I will keep using gzip, but consider xz in situations where the size or time matters. I might not care about megs versus 50 very much, but I will about two gigabytes versus one. Is it likely that a user has gzip on a system but not tar itself?

From the article: What about tooling? OSX: tar -xf some. Linux: tar -xf some. No idea, I haven't touched the platform in a while Tar does not implement decompression. If you don't have xz installed it won't work.

That doesn't seem correct, on osx AFAIK So tar does "implement decompression" and compression, by delegating the work to libarchive and it can work even "if you don't have xz installed". It would require liblzma, but you are correct that the library is a separate thing from the executable xz. IIRC bsdtar e.

On the vast majority of Linux distributions, you can pretty much guarantee that both tar and zlib will be installed. Both tend to be part of an essential core of packages required to install a system.

Pretty sure tar -xf does not actually work on osx unless you download a recent tar. M4v3R on Dec 12, root parent next [—]. I have tar that came with the system latest OSX and tar -xf works just fine.

And it did work fine for as long as I can remember. It does, and should have since at least I'd argue that bzip2 is a better example of a compression algorithm which no one needs anymore. Bzip2 isn't the best at anything anymore. You can easily apply the same argument to xz here, by introducing something rarer with an even better compression ratio e.

Now xz isn't the best at anything either. But despite zpaq being public domain, few people have heard of it and the debian package is ancient, and so the ubiquity argument really does count for something after all. No, xz on a particular level setting is both faster than bzip2 and provides better compression ratio, but zpaq is just slower.

Are you implying that xz out-compresses zpaq? Can you supply a benchmark? No, where did you find this implication in my comment? It seems like it can be faster and give better compression ratio than bzip2, can it? Two points: 1 It's very, very easy for the best solution to a problem not to simultaneously be the best along any single dimension.

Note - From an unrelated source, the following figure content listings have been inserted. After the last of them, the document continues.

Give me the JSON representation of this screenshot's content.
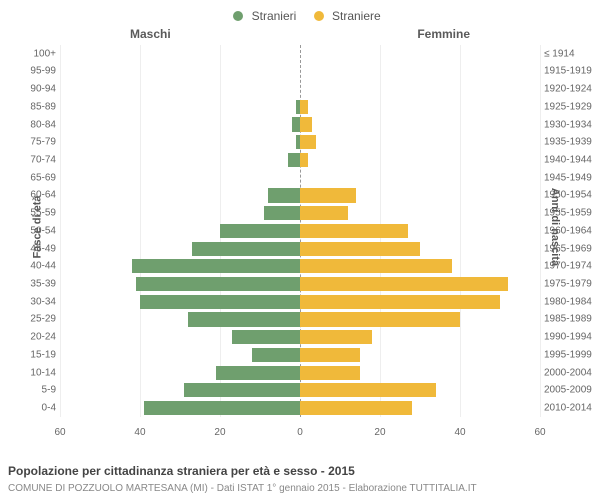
{
  "legend": {
    "m": "Stranieri",
    "f": "Straniere"
  },
  "columns": {
    "left": "Maschi",
    "right": "Femmine"
  },
  "ylabels": {
    "left": "Fasce di età",
    "right": "Anni di nascita"
  },
  "footer": {
    "line1": "Popolazione per cittadinanza straniera per età e sesso - 2015",
    "line2": "COMUNE DI POZZUOLO MARTESANA (MI) - Dati ISTAT 1° gennaio 2015 - Elaborazione TUTTITALIA.IT"
  },
  "chart": {
    "type": "population-pyramid",
    "xmax": 60,
    "xticks": [
      60,
      40,
      20,
      0,
      20,
      40,
      60
    ],
    "xticks_labels": [
      "60",
      "40",
      "20",
      "0",
      "20",
      "40",
      "60"
    ],
    "colors": {
      "m": "#6f9f6e",
      "f": "#f0b93a",
      "grid": "#eeeeee",
      "center": "#999999"
    },
    "bands": [
      {
        "age": "100+",
        "birth": "≤ 1914",
        "m": 0,
        "f": 0
      },
      {
        "age": "95-99",
        "birth": "1915-1919",
        "m": 0,
        "f": 0
      },
      {
        "age": "90-94",
        "birth": "1920-1924",
        "m": 0,
        "f": 0
      },
      {
        "age": "85-89",
        "birth": "1925-1929",
        "m": 1,
        "f": 2
      },
      {
        "age": "80-84",
        "birth": "1930-1934",
        "m": 2,
        "f": 3
      },
      {
        "age": "75-79",
        "birth": "1935-1939",
        "m": 1,
        "f": 4
      },
      {
        "age": "70-74",
        "birth": "1940-1944",
        "m": 3,
        "f": 2
      },
      {
        "age": "65-69",
        "birth": "1945-1949",
        "m": 0,
        "f": 0
      },
      {
        "age": "60-64",
        "birth": "1950-1954",
        "m": 8,
        "f": 14
      },
      {
        "age": "55-59",
        "birth": "1955-1959",
        "m": 9,
        "f": 12
      },
      {
        "age": "50-54",
        "birth": "1960-1964",
        "m": 20,
        "f": 27
      },
      {
        "age": "45-49",
        "birth": "1965-1969",
        "m": 27,
        "f": 30
      },
      {
        "age": "40-44",
        "birth": "1970-1974",
        "m": 42,
        "f": 38
      },
      {
        "age": "35-39",
        "birth": "1975-1979",
        "m": 41,
        "f": 52
      },
      {
        "age": "30-34",
        "birth": "1980-1984",
        "m": 40,
        "f": 50
      },
      {
        "age": "25-29",
        "birth": "1985-1989",
        "m": 28,
        "f": 40
      },
      {
        "age": "20-24",
        "birth": "1990-1994",
        "m": 17,
        "f": 18
      },
      {
        "age": "15-19",
        "birth": "1995-1999",
        "m": 12,
        "f": 15
      },
      {
        "age": "10-14",
        "birth": "2000-2004",
        "m": 21,
        "f": 15
      },
      {
        "age": "5-9",
        "birth": "2005-2009",
        "m": 29,
        "f": 34
      },
      {
        "age": "0-4",
        "birth": "2010-2014",
        "m": 39,
        "f": 28
      }
    ]
  }
}
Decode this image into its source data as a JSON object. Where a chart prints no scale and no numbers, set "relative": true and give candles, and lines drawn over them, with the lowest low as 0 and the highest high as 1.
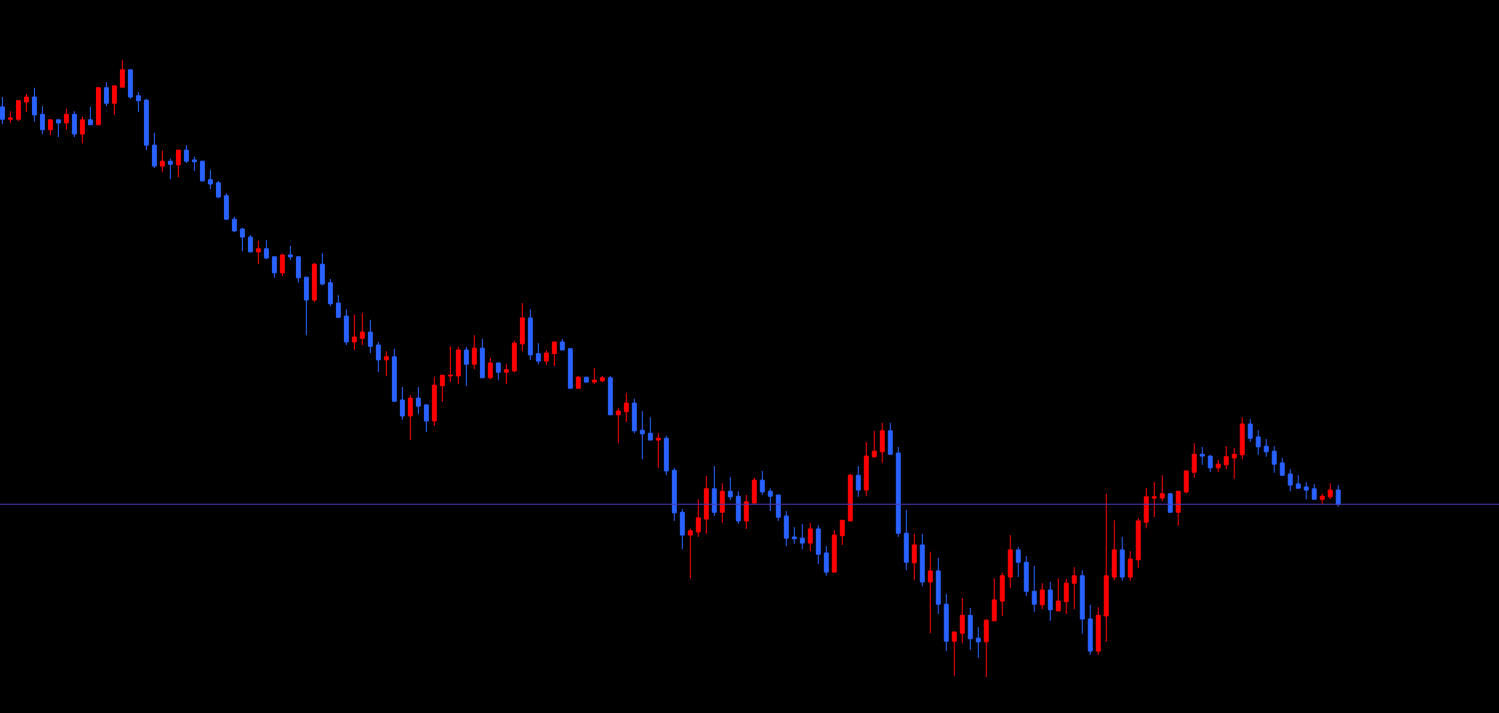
{
  "chart_data": {
    "type": "candlestick",
    "relative": true,
    "tick_labels": false,
    "categories": [
      null,
      null,
      null,
      null,
      null,
      null,
      null,
      null,
      null,
      null,
      null,
      null,
      null,
      null,
      null,
      null,
      null,
      null,
      null,
      null,
      null,
      null,
      null,
      null,
      null,
      null,
      null,
      null,
      null,
      null,
      null,
      null,
      null,
      null,
      null,
      null,
      null,
      null,
      null,
      null,
      null,
      null,
      null,
      null,
      null,
      null,
      null,
      null,
      null,
      null,
      null,
      null,
      null,
      null,
      null,
      null,
      null,
      null,
      null,
      null,
      null,
      null,
      null,
      null,
      null,
      null,
      null,
      null,
      null,
      null,
      null,
      null,
      null,
      null,
      null,
      null,
      null,
      null,
      null,
      null,
      null,
      null,
      null,
      null,
      null,
      null,
      null,
      null,
      null,
      null,
      null,
      null,
      null,
      null,
      null,
      null,
      null,
      null,
      null,
      null,
      null,
      null,
      null,
      null,
      null,
      null,
      null,
      null,
      null,
      null,
      null,
      null,
      null,
      null,
      null,
      null,
      null,
      null,
      null,
      null,
      null,
      null,
      null,
      null,
      null,
      null,
      null,
      null,
      null,
      null,
      null,
      null,
      null,
      null,
      null,
      null,
      null,
      null,
      null,
      null,
      null,
      null,
      null,
      null,
      null,
      null,
      null,
      null,
      null,
      null,
      null,
      null,
      null,
      null,
      null,
      null,
      null,
      null,
      null,
      null,
      null,
      null,
      null,
      null,
      null,
      null,
      null,
      null
    ],
    "ohlc": [
      [
        0.924,
        0.94,
        0.896,
        0.904
      ],
      [
        0.904,
        0.917,
        0.898,
        0.906
      ],
      [
        0.904,
        0.934,
        0.901,
        0.934
      ],
      [
        0.932,
        0.945,
        0.916,
        0.94
      ],
      [
        0.94,
        0.955,
        0.9,
        0.911
      ],
      [
        0.912,
        0.925,
        0.88,
        0.887
      ],
      [
        0.887,
        0.903,
        0.878,
        0.903
      ],
      [
        0.903,
        0.903,
        0.875,
        0.898
      ],
      [
        0.898,
        0.921,
        0.887,
        0.912
      ],
      [
        0.912,
        0.917,
        0.875,
        0.88
      ],
      [
        0.88,
        0.908,
        0.865,
        0.903
      ],
      [
        0.903,
        0.924,
        0.895,
        0.895
      ],
      [
        0.895,
        0.955,
        0.895,
        0.955
      ],
      [
        0.955,
        0.964,
        0.925,
        0.93
      ],
      [
        0.93,
        0.959,
        0.911,
        0.958
      ],
      [
        0.956,
        1,
        0.956,
        0.984
      ],
      [
        0.984,
        0.985,
        0.937,
        0.94
      ],
      [
        0.942,
        0.948,
        0.916,
        0.934
      ],
      [
        0.935,
        0.937,
        0.854,
        0.862
      ],
      [
        0.862,
        0.882,
        0.825,
        0.828
      ],
      [
        0.828,
        0.853,
        0.818,
        0.836
      ],
      [
        0.836,
        0.84,
        0.807,
        0.831
      ],
      [
        0.83,
        0.854,
        0.81,
        0.854
      ],
      [
        0.854,
        0.862,
        0.833,
        0.836
      ],
      [
        0.838,
        0.843,
        0.82,
        0.835
      ],
      [
        0.836,
        0.836,
        0.804,
        0.804
      ],
      [
        0.806,
        0.822,
        0.791,
        0.799
      ],
      [
        0.801,
        0.804,
        0.776,
        0.778
      ],
      [
        0.78,
        0.784,
        0.741,
        0.742
      ],
      [
        0.742,
        0.746,
        0.721,
        0.723
      ],
      [
        0.726,
        0.728,
        0.69,
        0.713
      ],
      [
        0.713,
        0.716,
        0.689,
        0.689
      ],
      [
        0.689,
        0.707,
        0.669,
        0.694
      ],
      [
        0.694,
        0.708,
        0.677,
        0.679
      ],
      [
        0.681,
        0.681,
        0.647,
        0.655
      ],
      [
        0.655,
        0.686,
        0.65,
        0.684
      ],
      [
        0.684,
        0.699,
        0.676,
        0.681
      ],
      [
        0.681,
        0.682,
        0.639,
        0.647
      ],
      [
        0.648,
        0.648,
        0.554,
        0.611
      ],
      [
        0.611,
        0.671,
        0.608,
        0.669
      ],
      [
        0.669,
        0.687,
        0.635,
        0.637
      ],
      [
        0.639,
        0.645,
        0.601,
        0.605
      ],
      [
        0.606,
        0.619,
        0.582,
        0.583
      ],
      [
        0.585,
        0.596,
        0.538,
        0.543
      ],
      [
        0.543,
        0.587,
        0.53,
        0.551
      ],
      [
        0.549,
        0.59,
        0.538,
        0.559
      ],
      [
        0.559,
        0.579,
        0.525,
        0.536
      ],
      [
        0.538,
        0.543,
        0.494,
        0.514
      ],
      [
        0.514,
        0.528,
        0.488,
        0.519
      ],
      [
        0.519,
        0.532,
        0.446,
        0.447
      ],
      [
        0.449,
        0.47,
        0.417,
        0.423
      ],
      [
        0.423,
        0.457,
        0.384,
        0.452
      ],
      [
        0.452,
        0.47,
        0.426,
        0.439
      ],
      [
        0.441,
        0.442,
        0.397,
        0.415
      ],
      [
        0.415,
        0.486,
        0.407,
        0.473
      ],
      [
        0.472,
        0.489,
        0.446,
        0.489
      ],
      [
        0.488,
        0.536,
        0.478,
        0.489
      ],
      [
        0.488,
        0.535,
        0.475,
        0.53
      ],
      [
        0.53,
        0.535,
        0.472,
        0.507
      ],
      [
        0.507,
        0.554,
        0.499,
        0.533
      ],
      [
        0.533,
        0.548,
        0.485,
        0.485
      ],
      [
        0.485,
        0.517,
        0.483,
        0.509
      ],
      [
        0.509,
        0.509,
        0.481,
        0.494
      ],
      [
        0.494,
        0.507,
        0.475,
        0.498
      ],
      [
        0.496,
        0.545,
        0.494,
        0.541
      ],
      [
        0.54,
        0.606,
        0.528,
        0.582
      ],
      [
        0.582,
        0.596,
        0.514,
        0.522
      ],
      [
        0.524,
        0.541,
        0.507,
        0.512
      ],
      [
        0.512,
        0.53,
        0.506,
        0.525
      ],
      [
        0.524,
        0.543,
        0.504,
        0.543
      ],
      [
        0.543,
        0.548,
        0.53,
        0.53
      ],
      [
        0.532,
        0.533,
        0.468,
        0.468
      ],
      [
        0.468,
        0.488,
        0.467,
        0.486
      ],
      [
        0.486,
        0.486,
        0.477,
        0.478
      ],
      [
        0.478,
        0.501,
        0.475,
        0.481
      ],
      [
        0.48,
        0.488,
        0.478,
        0.485
      ],
      [
        0.485,
        0.488,
        0.425,
        0.425
      ],
      [
        0.425,
        0.436,
        0.379,
        0.431
      ],
      [
        0.43,
        0.46,
        0.413,
        0.444
      ],
      [
        0.444,
        0.451,
        0.395,
        0.399
      ],
      [
        0.4,
        0.431,
        0.353,
        0.394
      ],
      [
        0.395,
        0.421,
        0.384,
        0.384
      ],
      [
        0.384,
        0.395,
        0.339,
        0.387
      ],
      [
        0.387,
        0.391,
        0.327,
        0.334
      ],
      [
        0.335,
        0.339,
        0.253,
        0.266
      ],
      [
        0.267,
        0.272,
        0.207,
        0.23
      ],
      [
        0.23,
        0.24,
        0.16,
        0.237
      ],
      [
        0.235,
        0.288,
        0.227,
        0.258
      ],
      [
        0.256,
        0.326,
        0.232,
        0.305
      ],
      [
        0.305,
        0.342,
        0.261,
        0.267
      ],
      [
        0.267,
        0.314,
        0.25,
        0.301
      ],
      [
        0.301,
        0.324,
        0.287,
        0.292
      ],
      [
        0.293,
        0.301,
        0.248,
        0.253
      ],
      [
        0.253,
        0.295,
        0.24,
        0.284
      ],
      [
        0.282,
        0.323,
        0.28,
        0.319
      ],
      [
        0.319,
        0.334,
        0.295,
        0.3
      ],
      [
        0.301,
        0.306,
        0.269,
        0.293
      ],
      [
        0.295,
        0.295,
        0.253,
        0.259
      ],
      [
        0.261,
        0.269,
        0.212,
        0.225
      ],
      [
        0.227,
        0.243,
        0.216,
        0.224
      ],
      [
        0.225,
        0.248,
        0.207,
        0.217
      ],
      [
        0.217,
        0.25,
        0.204,
        0.24
      ],
      [
        0.24,
        0.246,
        0.183,
        0.199
      ],
      [
        0.201,
        0.212,
        0.164,
        0.17
      ],
      [
        0.17,
        0.238,
        0.17,
        0.23
      ],
      [
        0.229,
        0.254,
        0.214,
        0.254
      ],
      [
        0.253,
        0.329,
        0.253,
        0.327
      ],
      [
        0.327,
        0.342,
        0.292,
        0.303
      ],
      [
        0.303,
        0.381,
        0.293,
        0.358
      ],
      [
        0.357,
        0.399,
        0.355,
        0.366
      ],
      [
        0.365,
        0.412,
        0.347,
        0.399
      ],
      [
        0.399,
        0.412,
        0.361,
        0.361
      ],
      [
        0.363,
        0.373,
        0.227,
        0.233
      ],
      [
        0.233,
        0.271,
        0.173,
        0.186
      ],
      [
        0.185,
        0.232,
        0.157,
        0.214
      ],
      [
        0.214,
        0.232,
        0.147,
        0.154
      ],
      [
        0.154,
        0.203,
        0.071,
        0.172
      ],
      [
        0.172,
        0.193,
        0.102,
        0.118
      ],
      [
        0.118,
        0.135,
        0.042,
        0.058
      ],
      [
        0.058,
        0.073,
        0.002,
        0.073
      ],
      [
        0.071,
        0.128,
        0.055,
        0.1
      ],
      [
        0.1,
        0.112,
        0.044,
        0.062
      ],
      [
        0.063,
        0.081,
        0.031,
        0.057
      ],
      [
        0.057,
        0.094,
        0,
        0.092
      ],
      [
        0.091,
        0.16,
        0.091,
        0.125
      ],
      [
        0.123,
        0.169,
        0.099,
        0.164
      ],
      [
        0.162,
        0.23,
        0.144,
        0.206
      ],
      [
        0.206,
        0.211,
        0.162,
        0.186
      ],
      [
        0.186,
        0.196,
        0.131,
        0.139
      ],
      [
        0.139,
        0.18,
        0.105,
        0.118
      ],
      [
        0.117,
        0.152,
        0.11,
        0.141
      ],
      [
        0.141,
        0.154,
        0.091,
        0.109
      ],
      [
        0.107,
        0.16,
        0.107,
        0.123
      ],
      [
        0.122,
        0.159,
        0.102,
        0.152
      ],
      [
        0.152,
        0.178,
        0.11,
        0.164
      ],
      [
        0.164,
        0.173,
        0.07,
        0.094
      ],
      [
        0.094,
        0.117,
        0.036,
        0.042
      ],
      [
        0.042,
        0.113,
        0.036,
        0.1
      ],
      [
        0.099,
        0.297,
        0.057,
        0.164
      ],
      [
        0.162,
        0.254,
        0.157,
        0.206
      ],
      [
        0.206,
        0.227,
        0.156,
        0.162
      ],
      [
        0.162,
        0.204,
        0.156,
        0.191
      ],
      [
        0.19,
        0.258,
        0.177,
        0.253
      ],
      [
        0.251,
        0.306,
        0.241,
        0.292
      ],
      [
        0.29,
        0.316,
        0.259,
        0.292
      ],
      [
        0.29,
        0.327,
        0.285,
        0.297
      ],
      [
        0.297,
        0.298,
        0.267,
        0.267
      ],
      [
        0.267,
        0.301,
        0.245,
        0.301
      ],
      [
        0.3,
        0.335,
        0.298,
        0.334
      ],
      [
        0.332,
        0.379,
        0.323,
        0.361
      ],
      [
        0.361,
        0.373,
        0.344,
        0.358
      ],
      [
        0.358,
        0.36,
        0.332,
        0.339
      ],
      [
        0.339,
        0.352,
        0.332,
        0.345
      ],
      [
        0.344,
        0.374,
        0.337,
        0.357
      ],
      [
        0.355,
        0.371,
        0.321,
        0.361
      ],
      [
        0.36,
        0.421,
        0.353,
        0.41
      ],
      [
        0.41,
        0.418,
        0.381,
        0.387
      ],
      [
        0.389,
        0.4,
        0.36,
        0.373
      ],
      [
        0.374,
        0.386,
        0.357,
        0.365
      ],
      [
        0.366,
        0.374,
        0.331,
        0.345
      ],
      [
        0.347,
        0.355,
        0.326,
        0.327
      ],
      [
        0.329,
        0.337,
        0.301,
        0.311
      ],
      [
        0.313,
        0.327,
        0.306,
        0.306
      ],
      [
        0.308,
        0.316,
        0.288,
        0.303
      ],
      [
        0.305,
        0.313,
        0.288,
        0.288
      ],
      [
        0.288,
        0.297,
        0.28,
        0.293
      ],
      [
        0.292,
        0.314,
        0.288,
        0.303
      ],
      [
        0.303,
        0.311,
        0.276,
        0.28
      ]
    ],
    "colors": [
      "#2962ff",
      "#ff0000",
      "#ff0000",
      "#ff0000",
      "#2962ff",
      "#2962ff",
      "#ff0000",
      "#2962ff",
      "#ff0000",
      "#2962ff",
      "#ff0000",
      "#2962ff",
      "#ff0000",
      "#2962ff",
      "#ff0000",
      "#ff0000",
      "#2962ff",
      "#2962ff",
      "#2962ff",
      "#2962ff",
      "#ff0000",
      "#2962ff",
      "#ff0000",
      "#2962ff",
      "#2962ff",
      "#2962ff",
      "#2962ff",
      "#2962ff",
      "#2962ff",
      "#2962ff",
      "#2962ff",
      "#2962ff",
      "#ff0000",
      "#2962ff",
      "#2962ff",
      "#ff0000",
      "#2962ff",
      "#2962ff",
      "#2962ff",
      "#ff0000",
      "#2962ff",
      "#2962ff",
      "#2962ff",
      "#2962ff",
      "#ff0000",
      "#ff0000",
      "#2962ff",
      "#2962ff",
      "#ff0000",
      "#2962ff",
      "#2962ff",
      "#ff0000",
      "#2962ff",
      "#2962ff",
      "#ff0000",
      "#ff0000",
      "#ff0000",
      "#ff0000",
      "#2962ff",
      "#ff0000",
      "#2962ff",
      "#ff0000",
      "#2962ff",
      "#ff0000",
      "#ff0000",
      "#ff0000",
      "#2962ff",
      "#2962ff",
      "#ff0000",
      "#ff0000",
      "#2962ff",
      "#2962ff",
      "#ff0000",
      "#2962ff",
      "#ff0000",
      "#ff0000",
      "#2962ff",
      "#ff0000",
      "#ff0000",
      "#2962ff",
      "#2962ff",
      "#2962ff",
      "#ff0000",
      "#2962ff",
      "#2962ff",
      "#2962ff",
      "#ff0000",
      "#ff0000",
      "#ff0000",
      "#2962ff",
      "#ff0000",
      "#2962ff",
      "#2962ff",
      "#ff0000",
      "#ff0000",
      "#2962ff",
      "#2962ff",
      "#2962ff",
      "#2962ff",
      "#2962ff",
      "#2962ff",
      "#ff0000",
      "#2962ff",
      "#2962ff",
      "#ff0000",
      "#ff0000",
      "#ff0000",
      "#2962ff",
      "#ff0000",
      "#ff0000",
      "#ff0000",
      "#2962ff",
      "#2962ff",
      "#2962ff",
      "#ff0000",
      "#2962ff",
      "#ff0000",
      "#2962ff",
      "#2962ff",
      "#ff0000",
      "#ff0000",
      "#2962ff",
      "#2962ff",
      "#ff0000",
      "#ff0000",
      "#ff0000",
      "#ff0000",
      "#2962ff",
      "#2962ff",
      "#2962ff",
      "#ff0000",
      "#2962ff",
      "#ff0000",
      "#ff0000",
      "#ff0000",
      "#2962ff",
      "#2962ff",
      "#ff0000",
      "#ff0000",
      "#ff0000",
      "#2962ff",
      "#ff0000",
      "#ff0000",
      "#ff0000",
      "#ff0000",
      "#ff0000",
      "#2962ff",
      "#ff0000",
      "#ff0000",
      "#ff0000",
      "#2962ff",
      "#2962ff",
      "#ff0000",
      "#ff0000",
      "#ff0000",
      "#ff0000",
      "#2962ff",
      "#2962ff",
      "#2962ff",
      "#2962ff",
      "#2962ff",
      "#2962ff",
      "#2962ff",
      "#2962ff",
      "#2962ff",
      "#ff0000",
      "#ff0000",
      "#2962ff"
    ],
    "ref_lines": [
      {
        "axis": "y",
        "value": 0.28,
        "color": "#4b3bb5"
      }
    ]
  }
}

If you see a spectrum where each dimension has a unique 1 and all the 2s are the same thing, that 2 solution is pretty likely to be the best of all the solutions. Your hypothetical example does actually make a compelling argument that bzip2 is useless, but that's not because it doesn't come in 1 anywhere; it's because it comes in behind xz everywhere.

Except ubiquity, but that's likely to change pretty quickly in the face of total obsolescence. But that something is compression and decompression speed, and if your only goal is to optimize those you can do much better by not using lzop 0 milliseconds to compress and decompress! So that's actually a terrible hypothetical result for lzop.

Heck, zero compression easily wins three of your four categories. Zero compression is very often the correct choice these days. No even when speed matters sometime lz4 is the best answer. I wrote a data sync that worked over mbps WAN and using lz4 on the serialised data transferred far faster than the raw data. Being second-best on ratio and ubiquity is still pretty handy for serving files. It's compress-once, decompress on somebody else's machine, so neither of those matter.

Ratio saves you money and ubiquity means people can actually use the file. The contents of that mount was used by the web application. Deletion was not an option. Something that compressed quickly was needed. And on the retrieval end, when the web app needs to do decompression, seconds matter. There are file splitters available for this. Well, it doesn't have to be split up, it's just that the reported sizes will be wrong. Peter Shannon Peter Shannon 21 1 1 bronze badge.